A Guide to Holy Week & Easter

This is the holiest week of our Church year.  The week begins with Palm Sunday of our Lord's Passion.  The season of Lent ends with the beginning of the Triduum at sunset on Holy Thursday and the celebration of the Mass of the Lord's Supper.  We recall Jesus' crucifixion on Good Friday.  On Holy Saturday, we participate in the Easter Vigil with the Service of Light, stories of our faith history, and the initiation of catechumens and candidates with the Sacraments of Baptism, Confirmation, and Holy Communion.  Easter Sunday dawns gloriously as we celebrate the Resurrection of Christ Jesus.

Each year, we encourage families to make Holy Week special, different from every other week of the year.  While spring sports practices are beginning and some families are preparing to travel, it is important for Catholic families to fast from their usual extracurricular activities.  Consider spending some time together in activities that will help your family enter into the celebrations of the holiest week of our faith. 

The celebrations of Holy Week are filled with signs and symbols, smells and tastes.  In order to more fully appreciate them, we need to step out of our ordinary lives and enter into the extraordinary events of Christ's passion, death, and Resurrection.

 

Here are some suggestions to make this week extraordinary.
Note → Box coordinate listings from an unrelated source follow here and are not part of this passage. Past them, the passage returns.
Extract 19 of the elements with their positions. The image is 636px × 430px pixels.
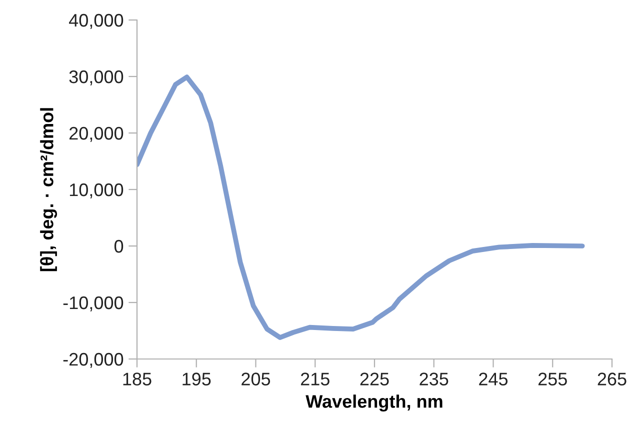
y-axis-title: [θ], deg. · cm²/dmol: [40, 108, 58, 272]
x-tick-label: 195: [182, 372, 211, 386]
x-tick-label: 245: [479, 372, 508, 386]
y-tick-label: 0: [114, 240, 124, 253]
y-tick-label: -20,000: [63, 352, 124, 368]
x-tick-label: 235: [420, 372, 448, 386]
y-tick-label: -10,000: [63, 296, 124, 312]
y-tick-label: 30,000: [69, 70, 124, 86]
y-tick-label: 40,000: [69, 14, 124, 29]
x-tick-label: 205: [242, 372, 270, 386]
x-tick-label: 225: [360, 372, 389, 386]
x-tick-label: 265: [598, 372, 626, 386]
x-axis-title: Wavelength, nm: [306, 394, 442, 412]
y-tick-label: 10,000: [70, 183, 124, 198]
x-tick-label: 185: [123, 372, 152, 386]
line-series: [137, 74, 585, 340]
y-tick-label: 20,000: [69, 126, 124, 142]
x-tick-label: 215: [300, 372, 330, 386]
x-tick-label: 255: [538, 372, 567, 386]
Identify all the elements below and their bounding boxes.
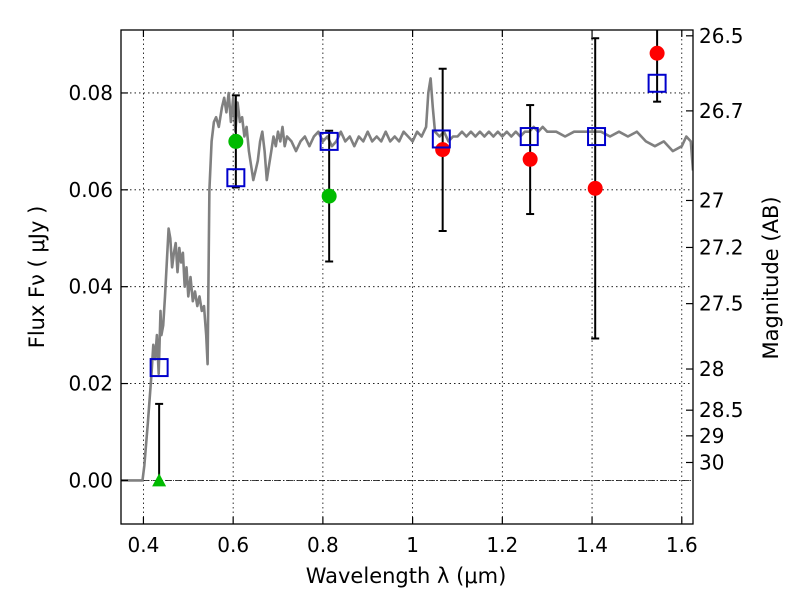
grid [121, 30, 693, 524]
red-point [649, 45, 665, 61]
green-point [228, 133, 244, 149]
y-tick-label: 0.02 [68, 372, 113, 396]
x-tick-label: 0.4 [128, 533, 160, 557]
y-tick-label: 0.04 [68, 275, 113, 299]
red-point [435, 142, 451, 158]
x-tick-label: 0.6 [217, 533, 249, 557]
y-tick-label: 0.00 [68, 468, 113, 492]
right-tick-label: 26.7 [699, 99, 744, 123]
right-tick-label: 28.5 [699, 398, 744, 422]
x-tick-label: 1.6 [666, 533, 698, 557]
red-point [522, 151, 538, 167]
plot-content [121, 30, 693, 487]
right-tick-label: 27.5 [699, 292, 744, 316]
model-point [226, 168, 246, 188]
plot-frame [120, 29, 694, 525]
red-point [587, 180, 603, 196]
data-points [152, 45, 665, 487]
y-axis-label: Flux Fν ( μJy ) [25, 206, 49, 349]
x-tick-label: 1.4 [576, 533, 608, 557]
error-bars [155, 30, 662, 481]
model-point [519, 127, 539, 147]
right-axis-label: Magnitude (AB) [759, 196, 783, 359]
ticks: 0.4 0.6 0.8 1 1.2 1.4 1.6 0.00 0.02 0.04 0.06 0.08 2… [68, 24, 743, 557]
y-tick-label: 0.06 [68, 178, 113, 202]
right-tick-label: 27 [699, 188, 724, 212]
right-tick-label: 30 [699, 450, 724, 474]
x-tick-label: 0.8 [307, 533, 339, 557]
model-point [149, 358, 169, 378]
right-tick-label: 29 [699, 424, 724, 448]
right-tick-label: 28 [699, 357, 724, 381]
model-point [587, 127, 607, 147]
model-point [647, 73, 667, 93]
green-triangle-point [152, 473, 167, 487]
model-point [431, 129, 451, 149]
x-axis-label: Wavelength λ (μm) [306, 564, 507, 588]
y-tick-label: 0.08 [68, 81, 113, 105]
green-point [321, 188, 337, 204]
right-tick-label: 27.2 [699, 235, 744, 259]
x-tick-label: 1.2 [486, 533, 518, 557]
right-tick-label: 26.5 [699, 24, 744, 48]
model-point [319, 131, 339, 151]
model-points [149, 73, 667, 378]
x-tick-label: 1 [406, 533, 419, 557]
sed-curve [121, 77, 693, 482]
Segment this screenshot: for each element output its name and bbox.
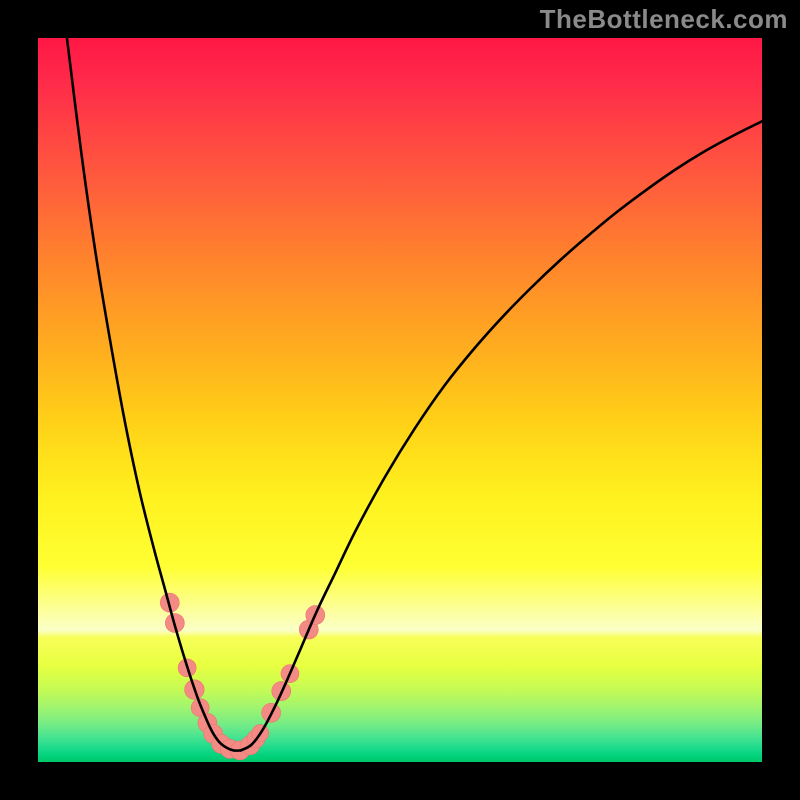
background-gradient: [38, 38, 762, 762]
watermark-text: TheBottleneck.com: [540, 4, 788, 35]
plot-area: [38, 38, 762, 762]
figure-canvas: TheBottleneck.com: [0, 0, 800, 800]
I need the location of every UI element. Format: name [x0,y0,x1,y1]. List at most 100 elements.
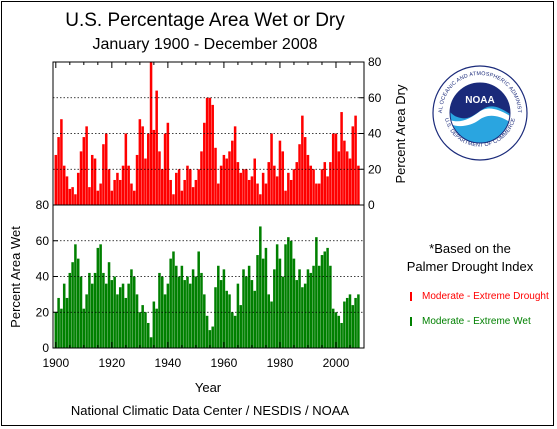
dry-bar [99,183,102,205]
wet-bar [158,272,161,349]
dry-bar [172,194,175,205]
dry-bar [287,172,290,205]
wet-bar [337,315,341,348]
dry-bar [261,172,265,205]
wet-bar [329,265,332,348]
dry-bar [247,179,251,205]
wet-bar [62,283,66,348]
dry-bar [278,140,282,205]
wet-bar [261,258,265,349]
dry-bar [242,169,245,205]
x-axis-title: Year [195,380,222,395]
dry-bar [127,165,130,206]
dry-bar [155,90,158,205]
wet-bar [71,262,74,348]
legend-wet: Moderate - Extreme Wet [410,314,531,328]
dry-bar [118,179,122,205]
wet-bar [141,305,144,348]
wet-bar [292,258,296,349]
dry-bar [351,126,355,205]
dry-bar [76,172,80,205]
dry-bar [239,172,242,205]
dry-bar [273,165,276,206]
dry-bar [74,194,77,205]
wet-bar [118,287,122,348]
wet-bar [175,265,178,348]
wet-bar [354,297,357,348]
wet-bar [93,272,97,349]
wet-bar [275,244,279,348]
wet-bar [278,258,282,349]
dry-bar [306,154,310,205]
dry-bar [309,165,313,206]
dry-bar [284,190,287,205]
x-tick-label: 1920 [98,356,125,370]
wet-bar [273,269,276,348]
dry-bar [289,179,293,205]
dry-bar [298,144,301,205]
dry-bar [267,162,270,205]
dry-bar [354,115,357,206]
wet-bar [76,258,80,349]
dry-bar [222,154,226,205]
wet-bar [200,272,203,349]
wet-bar [264,247,268,348]
wet-bar [68,272,72,349]
wet-bar [113,276,116,348]
wet-bar [121,283,125,348]
wet-bar [253,290,256,348]
dry-bar [345,151,349,206]
dry-bar [152,129,156,206]
dry-bar [88,187,91,206]
wet-bar [334,312,338,348]
dry-bar [329,162,332,205]
wet-panel-border [52,204,365,349]
wet-bar [54,312,58,348]
x-tick-label: 1980 [267,356,294,370]
wet-bar [340,322,343,348]
dry-bar [135,154,139,205]
dry-bar [259,194,262,205]
dry-bar [191,187,195,206]
wet-bar [225,290,228,348]
wet-bar [284,244,287,348]
dry-bar [315,183,318,205]
wet-bar [102,272,105,349]
wet-bar [250,280,254,348]
wet-bar [130,269,133,348]
dry-bar [169,179,172,205]
wet-bar [180,265,184,348]
dry-bar [130,183,133,205]
wet-bar [281,276,285,348]
dry-bar [194,179,198,205]
dry-bar [253,158,256,206]
wet-bar [323,251,327,348]
logo-dark-field [450,83,510,119]
logo-emblem [450,83,510,143]
dry-bar [348,158,352,206]
wet-bar [287,237,290,349]
wet-bar [317,265,321,348]
wet-bar [208,330,212,349]
dry-bar [186,165,189,206]
wet-bar [149,337,153,348]
dry-bar [264,183,268,205]
wet-bars-group [54,226,360,349]
wet-bar [211,326,214,348]
x-tick-label: 2000 [323,356,350,370]
dry-bar [217,183,220,205]
wet-bar [144,312,147,348]
wet-axis-title: Percent Area Wet [8,226,23,328]
wet-bar [107,262,111,348]
wet-bar [295,280,299,348]
dry-bar [219,165,223,206]
dry-bar [292,169,296,205]
dry-bar [102,144,105,205]
dry-bar [85,126,88,205]
wet-bar [203,294,206,349]
wet-bar [90,283,94,348]
wet-bar [351,305,355,348]
chart-title: U.S. Percentage Area Wet or Dry [65,10,345,31]
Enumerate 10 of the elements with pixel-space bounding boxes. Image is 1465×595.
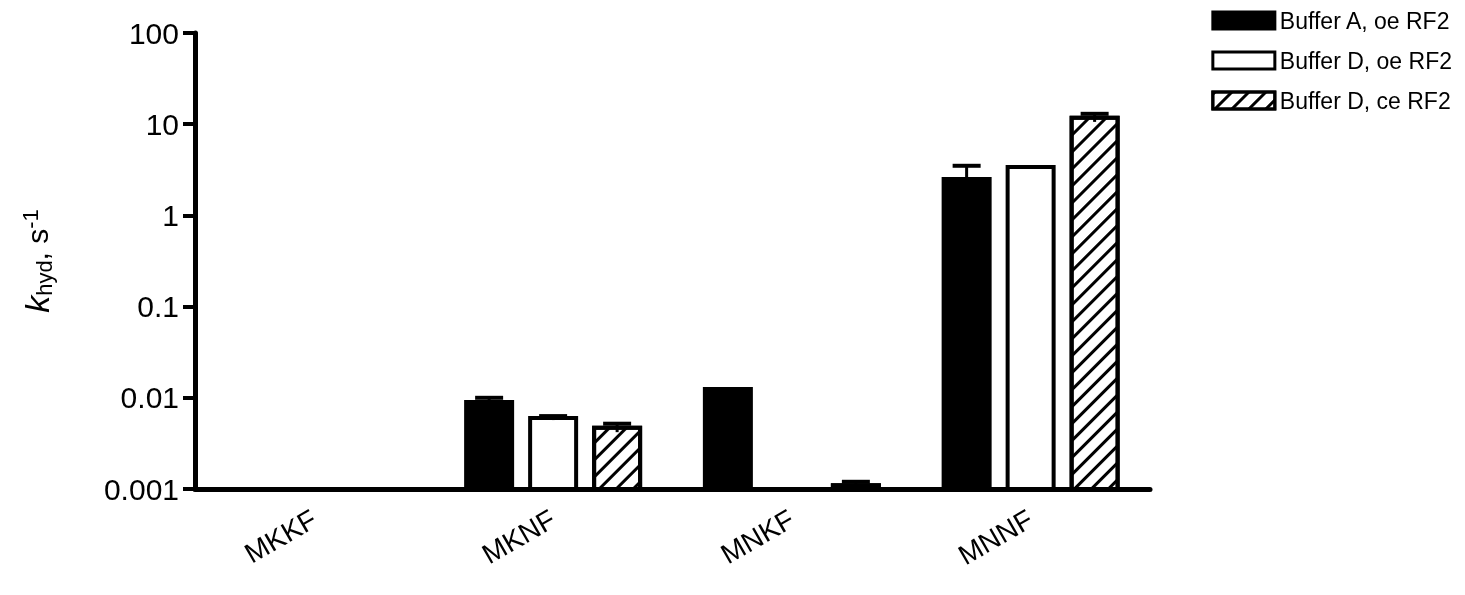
y-axis-title: khyd, s-1 <box>17 209 57 313</box>
y-tick-label: 100 <box>128 16 179 50</box>
legend-label: Buffer A, oe RF2 <box>1279 7 1450 34</box>
y-tick-label: 1 <box>162 198 179 232</box>
y-tick-label: 0.1 <box>137 290 179 324</box>
legend-label: Buffer D, oe RF2 <box>1279 47 1452 74</box>
y-tick-label: 0.001 <box>103 472 179 506</box>
y-tick-label: 10 <box>145 107 179 141</box>
y-tick-label: 0.01 <box>120 381 179 415</box>
legend-label: Buffer D, ce RF2 <box>1279 87 1451 114</box>
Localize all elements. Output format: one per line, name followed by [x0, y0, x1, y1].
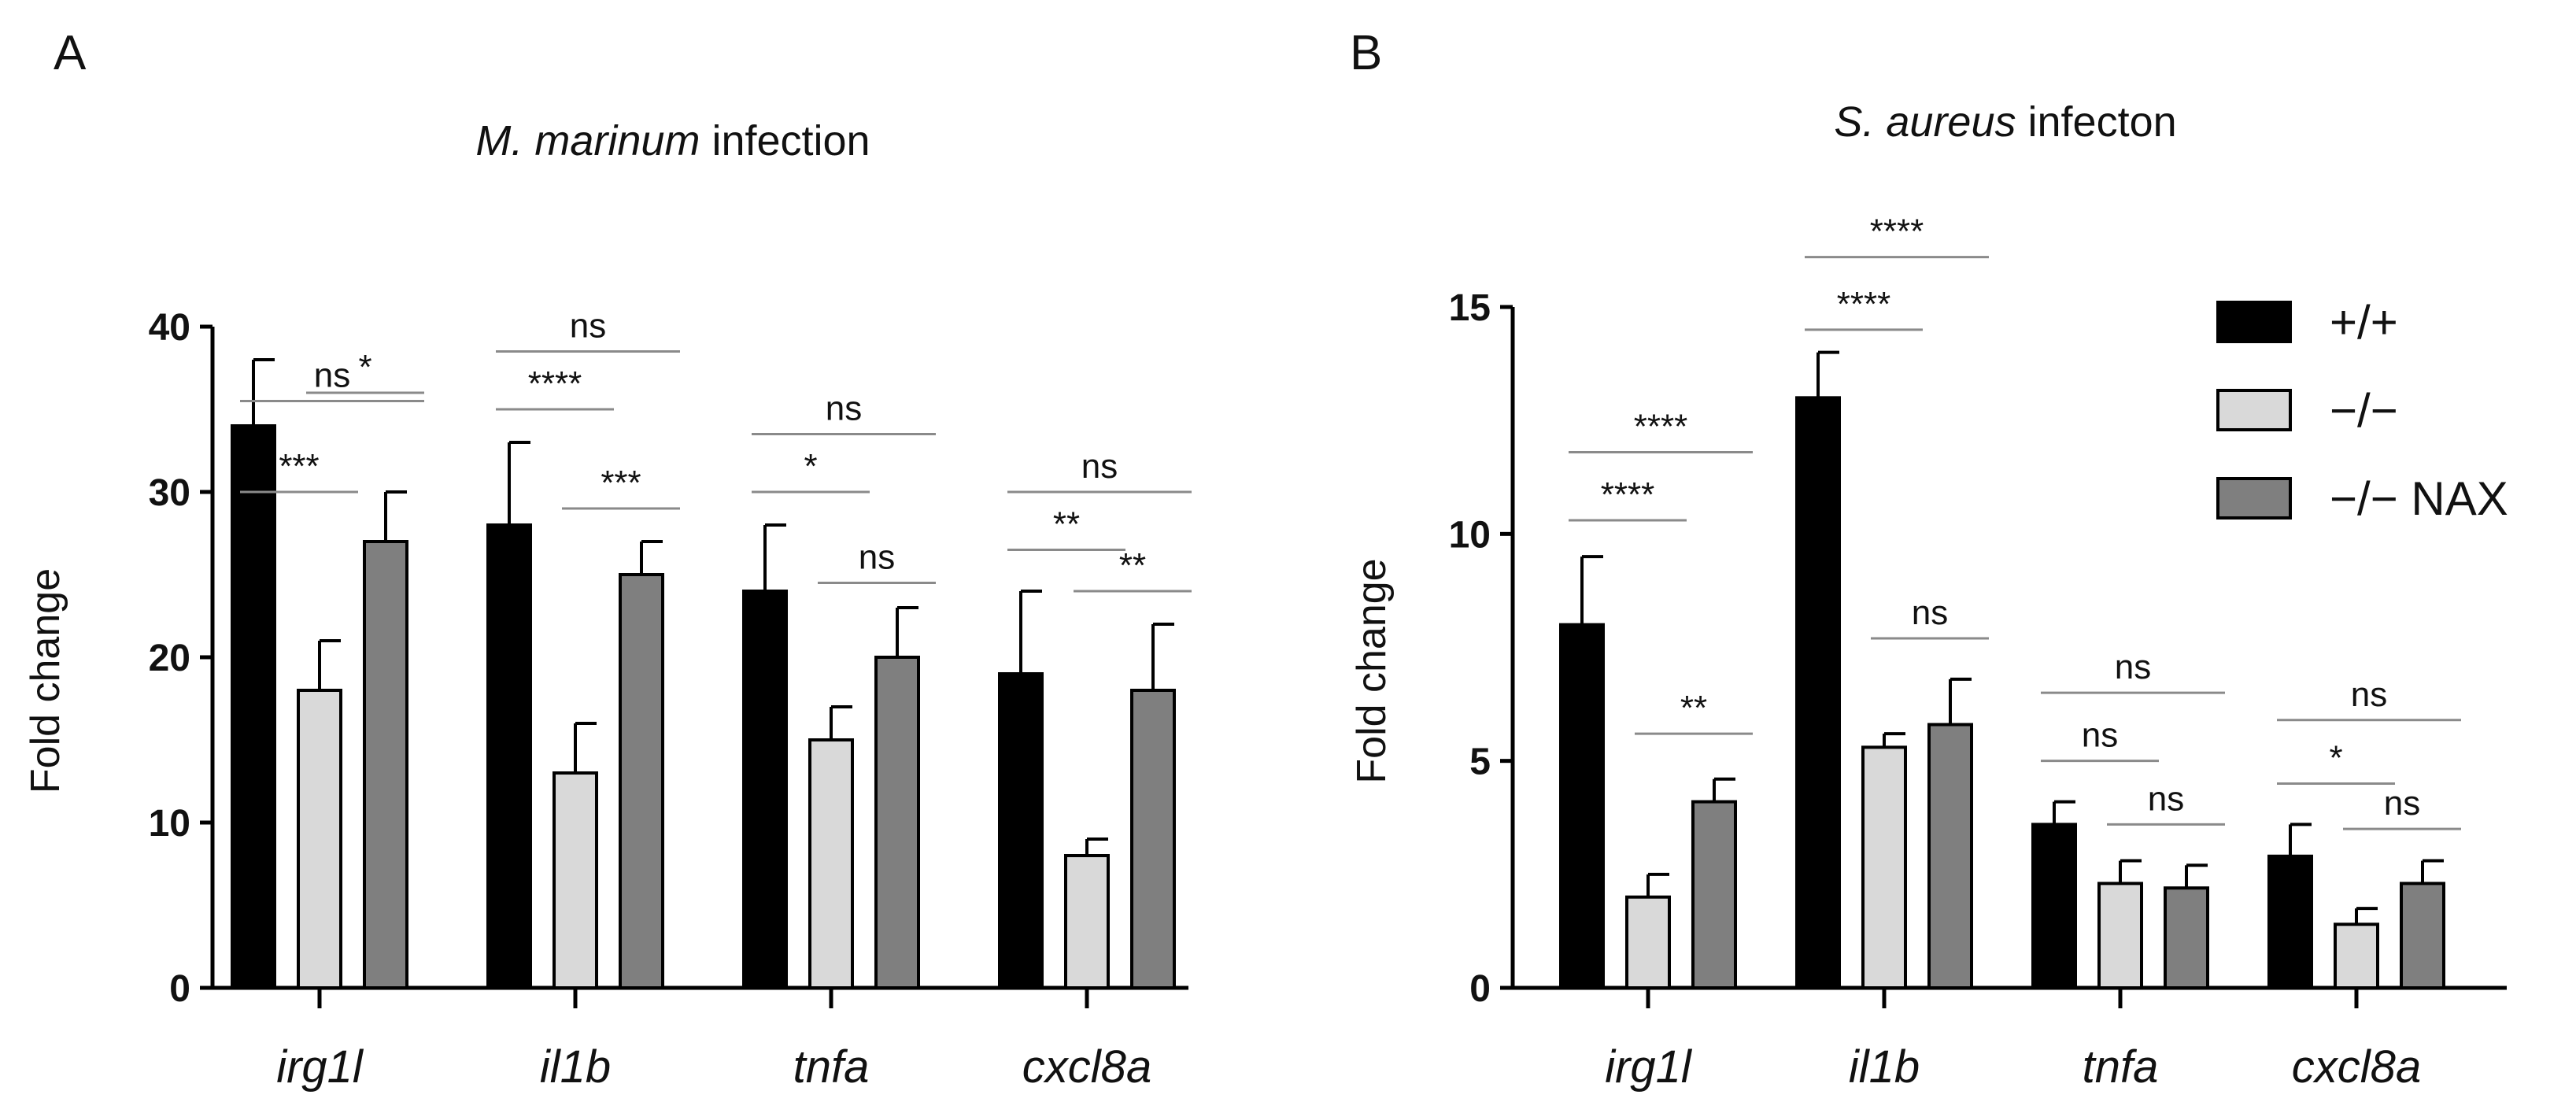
legend: +/+ −/− −/− NAX [2216, 296, 2508, 525]
panel-a-bar-irg1l-series-2 [363, 540, 408, 989]
panel-a-bar-il1b-series-0 [486, 523, 532, 989]
panel-a-title: M. marinum infection [475, 117, 870, 165]
panel-b-bar-tnfa-series-0 [2031, 823, 2077, 990]
legend-swatch-0 [2216, 301, 2292, 343]
panel-b-category-label-irg1l: irg1l [1605, 1041, 1693, 1093]
panel-a-letter: A [54, 26, 87, 80]
panel-b-bar-irg1l-series-1 [1625, 895, 1671, 989]
legend-label-0: +/+ [2330, 296, 2398, 349]
panel-a-sig-label: ns [859, 538, 895, 577]
legend-swatch-2 [2216, 477, 2292, 520]
panel-a-sig-label: * [804, 447, 817, 486]
panel-b-y-axis-label: Fold change [1349, 558, 1395, 783]
panel-a-y-tick-label: 20 [149, 638, 190, 679]
panel-b-bar-cxcl8a-series-0 [2267, 854, 2313, 990]
panel-a-bar-il1b-series-1 [553, 771, 598, 989]
panel-a-bar-tnfa-series-1 [808, 738, 854, 989]
panel-b-title-italic: S. aureus [1834, 98, 2016, 146]
panel-a-y-tick-label: 10 [149, 803, 190, 845]
panel-b-sig-label: * [2329, 739, 2342, 778]
panel-b-sig-label: **** [1601, 475, 1655, 514]
panel-b-sig-label: ns [2148, 779, 2184, 818]
panel-b-sig-label: ns [2384, 784, 2420, 823]
panel-b-bar-irg1l-series-0 [1559, 623, 1605, 990]
panel-b-bar-tnfa-series-2 [2164, 886, 2209, 989]
panel-b-sig-label: ns [2115, 648, 2151, 686]
panel-b-title-rest: infecton [2016, 98, 2177, 146]
panel-a-sig-label: ns [570, 307, 606, 346]
panel-b-bar-tnfa-series-1 [2097, 882, 2143, 990]
panel-a-category-label-cxcl8a: cxcl8a [1022, 1041, 1151, 1093]
panel-a-category-label-tnfa: tnfa [793, 1041, 870, 1093]
panel-b-bar-irg1l-series-2 [1691, 800, 1737, 989]
panel-a-y-tick-label: 0 [169, 968, 190, 1010]
panel-a-category-label-irg1l: irg1l [276, 1041, 364, 1093]
panel-a-sig-label: * [358, 348, 371, 386]
panel-b-bar-il1b-series-1 [1861, 745, 1907, 989]
panel-b-letter: B [1350, 26, 1382, 80]
panel-a-sig-label: ** [1119, 546, 1146, 585]
panel-a-category-label-il1b: il1b [540, 1041, 611, 1093]
panel-b-y-tick-label: 15 [1449, 287, 1491, 329]
panel-b-sig-label: **** [1837, 285, 1891, 324]
panel-b-sig-label: **** [1870, 213, 1924, 251]
panel-a-bar-il1b-series-2 [619, 573, 664, 989]
panel-b-category-label-tnfa: tnfa [2083, 1041, 2159, 1093]
panel-b-title: S. aureus infecton [1834, 98, 2176, 146]
panel-b-sig-label: ns [1912, 593, 1948, 632]
panel-a-y-tick-label: 40 [149, 307, 190, 349]
panel-a-sig-label: ns [314, 357, 350, 395]
panel-b-bar-il1b-series-2 [1927, 723, 1973, 989]
panel-a-bar-tnfa-series-2 [874, 656, 920, 989]
panel-b-sig-label: ** [1680, 689, 1707, 727]
panel-b-category-label-il1b: il1b [1849, 1041, 1920, 1093]
panel-b-y-tick-label: 10 [1449, 514, 1491, 556]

  • Give up technology from Good Friday until Easter Sunday morning.
  • Daily Bible study. (It’s easy for only one week!)
  • Attend Triduum liturgies
  • Check Pinterest and blogs for online ideas for crafts for each day and display (See crown of thorns bread recipe below.)
  • Host an at-home foot washing ceremony. It is really powerful to wash someone else’s feet, and especially for children to wash their parents’ feet and each other’s. Use the account of the Lord’s supper in John 13:1-11.
  • To connect with the Last Supper and Jesus’ blessing of bread and His offering it to the Apostles as His body, bake bread for Holy Thursday’s evening meal. Follow the simple recipe on this page. (Even though it contains a rising element — the baking powder — it does not contain yeast, the leavening agent, in accordance with the Passover.) The bread can be used in prayer or just as a snack with honey or butter.
  • Create your own crown of thorns. Use the same bread recipe, but instead of forming a loaf, cut the dough into three 18-inch ropes and braid them into a circle. Add toothpicks and bake per the recipe on this page. Use the crown of thorns as a centerpiece for prayer.
  • Host a movie night. Watch Mel Gibson’s portrayal of Jesus’s last hours with older children (warning: graphic but realistic violence).
  • With a group or family members, create “freeze-frame” Stations of the Cross. Form small groups and ask each to create a scene that illustrates a certain part of the Passion. Once groups are ready, have someone read the Passion narrative, allowing groups to do their freeze frame during the appropriate part of the story.
  • Have pretzels for dinner or snack and share the history of the symbolism of the pretzel as representing the Trinity.
  • Put religious items such as small books and gifts in the Easter basket, not just candy.
  • Read “The Legend of the Easter Egg” by Lori Walburg (Zondervan, 2011), which presents the egg as a symbol of new life and the resurrection.
  • Roll out of bed and get outside to watch the sunrise together, the time of day the Resurrection was discovered. Celebrate Easter joy with a lavish breakfast and a table decorated with colorful symbols of new life—fresh flowers, succulent fruit, colored eggs.

 

Recipe for unleavened bread

1/2 cup of white flour
3/4 cup whole wheat flour
3/8 tsp salt
3/8 tsp baking powder
3 Tbsp vegetable oil
3/8 cup warm water
2-3 Tbsp honey

Mix all ingredients together in a bowl. Do not over stir.  Pat dough into a circle on a greased cookie sheet, about 3/8-inch-thick, about 5 inches round.  Score top of loaf. (Cut lightly into eight sections, not all the way through.)
Bake about 15 minutes at 400 degrees.